El sello de Fabrizio Romano y el segundo extremo en camino
El sábado por la mañana, Fabrizio Romano puso su habitual sello de verificación sobre el caso Akliouche. El acuerdo entre Monaco y Paris Saint-Germain está fijado en 50 millones de euros, con el jugador listo para firmar hasta junio de 2031 y el reconocimiento médico previsto para la próxima semana.

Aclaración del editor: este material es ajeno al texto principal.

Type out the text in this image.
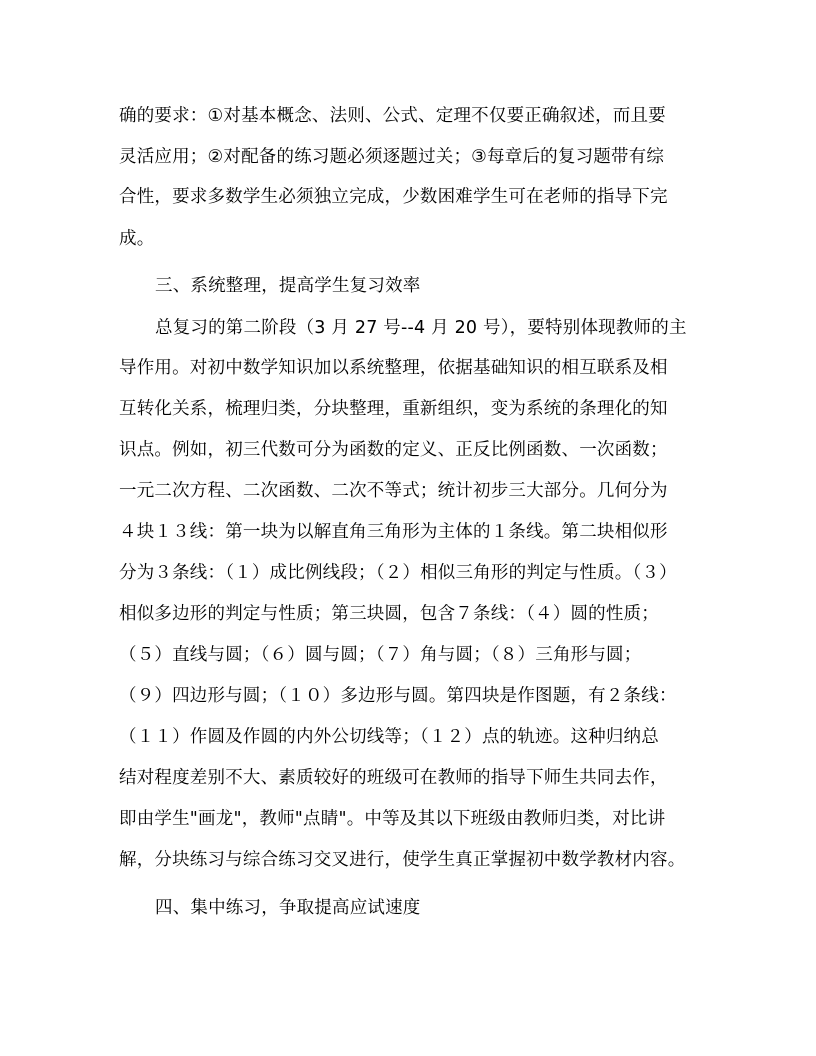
确的要求：①对基本概念、法则、公式、定理不仅要正确叙述，而且要
灵活应用；②对配备的练习题必须逐题过关；③每章后的复习题带有综
合性，要求多数学生必须独立完成，少数困难学生可在老师的指导下完
成。
三、系统整理，提高学生复习效率
总复习的第二阶段（3 月 27 号--4 月 20 号），要特别体现教师的主
导作用。对初中数学知识加以系统整理，依据基础知识的相互联系及相
互转化关系，梳理归类，分块整理，重新组织，变为系统的条理化的知
识点。例如，初三代数可分为函数的定义、正反比例函数、一次函数；
一元二次方程、二次函数、二次不等式；统计初步三大部分。几何分为
４块１３线：第一块为以解直角三角形为主体的１条线。第二块相似形
分为３条线：（１）成比例线段；（２）相似三角形的判定与性质。（３）
相似多边形的判定与性质；第三块圆，包含７条线：（４）圆的性质；
（５）直线与圆；（６）圆与圆；（７）角与圆；（８）三角形与圆；
（９）四边形与圆；（１０）多边形与圆。第四块是作图题，有２条线：
（１１）作圆及作圆的内外公切线等；（１２）点的轨迹。这种归纳总
结对程度差别不大、素质较好的班级可在教师的指导下师生共同去作，
即由学生"画龙"，教师"点睛"。中等及其以下班级由教师归类，对比讲
解，分块练习与综合练习交叉进行，使学生真正掌握初中数学教材内容。
四、集中练习，争取提高应试速度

Con Akliouche prácticamente en el bolsillo, Paris Saint-Germain avanzó en paralelo por el segundo extremo. Romano informó de que Mika Godts ha dado el visto bueno al proyecto parisino. Las negociaciones oficiales entre el club francés y Ajax ya están en marcha, con una petición del conjunto neerlandés en torno a los 60 millones de euros.
Godts está preparado para aceptar las condiciones personales si los clubes cierran la operación, y en París se respira optimismo. Si se completa también ese fichaje, Luis Enrique y la dirección deportiva tendrán la profundidad en banda que exigen antes de dejar salir a otro atacante importante.
Y ahí vuelve a aparecer el nombre de Barcola.
Barcola, seducido por Anfield; el dinero, el verdadero pulso
En la madrugada del sábado, Romano actualizó el estado de la operación Barcola–Liverpool. Los contactos siguen vivos entre Liverpool, Paris Saint-Germain y los representantes del jugador. La voluntad del futbolista es inequívoca: le atrae el proyecto de Anfield, está ilusionado con la posibilidad de jugar en la Premier League y no se vislumbran trabas en las condiciones personales.
El punto de fricción es único y contundente: la cifra del traspaso.
Liverpool hará una oferta. El club está decidido a ir a por Barcola y confía en que el acuerdo con el jugador llegará sin sobresaltos. La verdadera batalla se libra en el terreno económico con Paris Saint-Germain, que no tiene urgencia por vender y ya ha perdido varias piezas ofensivas este verano.
El campeón francés, además, está en plena ejecución de otras operaciones, como las de Akliouche y Godts, y necesita tiempo para cerrarlas antes de autorizar la salida de otro atacante de peso. Ese calendario ralentiza cualquier expectativa de inmediatez. Nada es inminente, por ahora.
Pero el tablero ha cambiado. Con Akliouche prácticamente firmado y Godts encaminado, la gran condición previa de Paris Saint-Germain empieza a cumplirse. Y cada paso que da el club francés hacia esos dos fichajes acerca un poco más la posibilidad de ver a Bradley Barcola enfundado en la camiseta de Liverpool.
La pregunta ya no es solo cuánto está dispuesto a pagar Liverpool. Es cuánto riesgo está preparado para asumir un club que quiere volver a dominar Europa… y si Paris Saint-Germain está listo para soltar a otra de sus joyas ofensivas en plena reconstrucción.